The Trump administration’s slash-and-burn approach to federal programs will make our food less safe, worsen the climate impacts of food production, threaten clean water, and harm rural communities. Even programs with bipartisan support that help farmers and children aren’t immune to the administration’s destructive chaos.
In March the U.S. Department of Agriculture cut over $1 billion in funding to schools and food banks to buy food from local farms. The move amplifies the corporate hold over our food system by forcing these institutions to buy from industrial producers, and it makes it harder to provide nutritious food to children, weakens local economies, and hurts small farmers and tribes who provide food to our communities.
It’s a huge blow to children, seniors, Tribal members, and the broader community, who’ll be eating less healthy, corporate food shipped from far away. It definitely won’t “make America healthy again.”

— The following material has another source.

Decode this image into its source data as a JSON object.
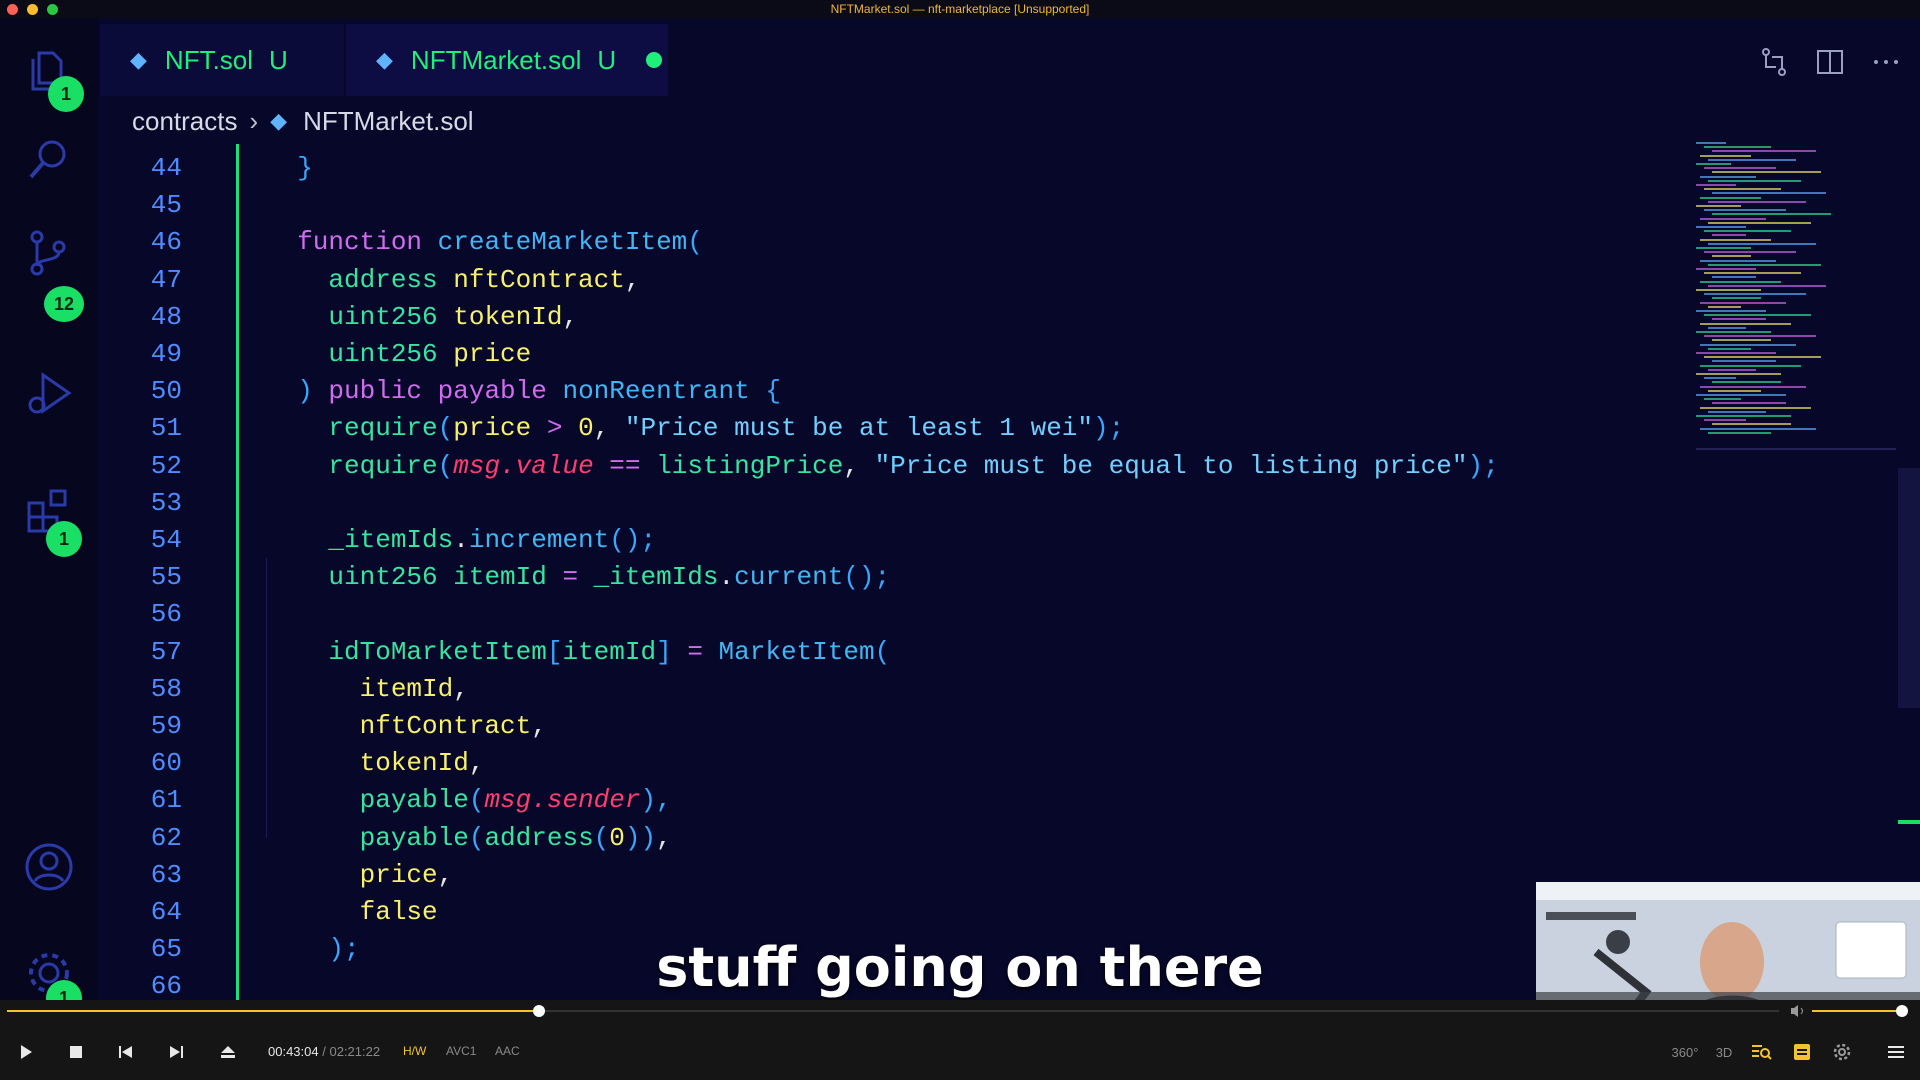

The future of nutritious and sustainable food looks uncertain right now. While we continue to fight these assaults on our local food systems and school meal programs at the federal level, we can also resist with actions that build support for local sustainable growers and nutritional security at the community level.
The Center is launching a new Wildlife-Friendly Guide to Sustainable School Food to add to the arsenal of resources on positive actions for parents, students, school staff, and local communities trying to improve access to nutritious meals and wildlife-friendly foods. Suggestions in the guide can be implemented locally while we work to reinstate support for these programs at the federal level.